Calmer Analysis Prevails?

So while the chart above does indicate outsourcing of  (small molecule) NME active pharmaceutical ingredient (API) manufacture remains fairly stable over the last decade, according to Barry:

“By contrast, during the same time, the proportion of outsourcing of both biologic API and dose-manufacture has in fact declined compared to in-sourcing. For instance, I can inform you that the percentage of biologic-dose outsourcing (proteins and peptides, including monoclonal antibodies) has declined from a high of 75% in 2009 to 43% currently, with a five-year average of approximately 40%.”

And she’s got further analysis on that progression.

“One reason for this decline is, for example, most of the sponsors of protein and peptide NMEs are large or mega-cap companies able to invest in acquiring or developing their own manufacturing facilities over the past decade, making them less reliant on contract manufacture,” she explains.

“Historically, NME outsourcing tends to be from smaller-cap companies. However, these companies encounter significant financial barriers in attempting to develop biologics, given the high costs associated with manufacturing facilities and expertise compared to small molecules.”

Fair enough. We can agree that deeper pockets bring forth more biologics based on a pure estimation of economic need; biologics are expensive.

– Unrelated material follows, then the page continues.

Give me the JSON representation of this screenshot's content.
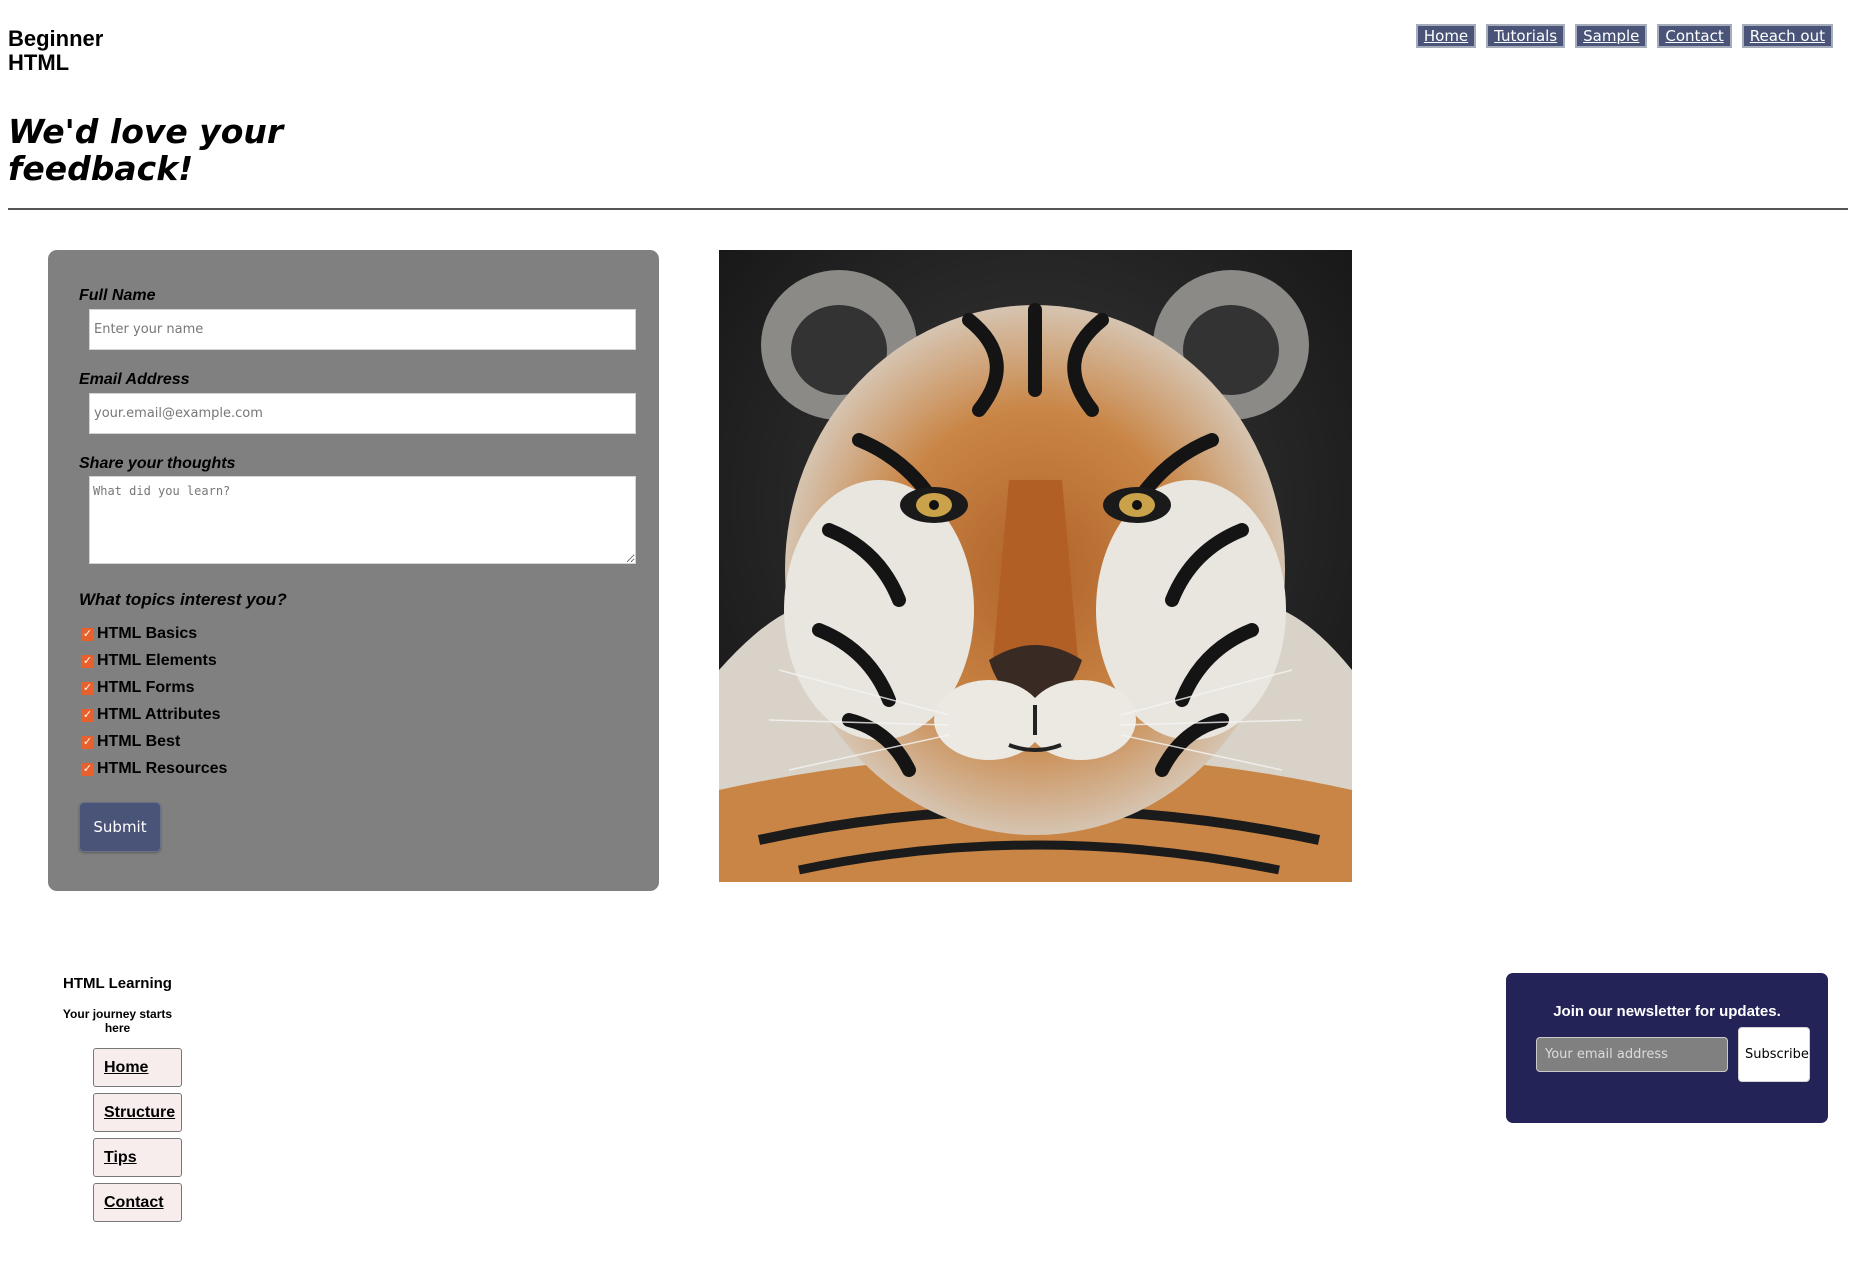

But still, why build vs. buy, or in-source vs. outsource? That added expense might in fact suggest the need for more outsourcing of biologics.  

Even more generally: when outsourcing today is so pronounced, so much a part of any model for drug development, why would biologics producers be increasingly staying at home?

One reason jumps to mind: Potentially, drug sponsors are having a hard time finding CDMOs who are skilled, or have the equipment and experience, in these new areas of therapy, development, processing and delivery.

Another reason could be while CDMOs do have the required skillsets, they don’t have the adequate capacity for the growing market. If that BLA pie is increasing, and thus the workload at CDMOs as well, competition may be picking up and capacity filling out.

Or could it be that the outsourcing model itself works less well for some of the various categories of biologics? If this were in fact the case … it would indeed be a red-alert moment for the industry.

Readers may have your own insight into all this stipulation. (If so, please do share it with us.)

In the meantime, while I sense Barry and colleagues are much more sanguine than the pictures I’ve roughly painted with their data dots, thanks to GlobalData, we’ve some intriguing data worthy of our full attention.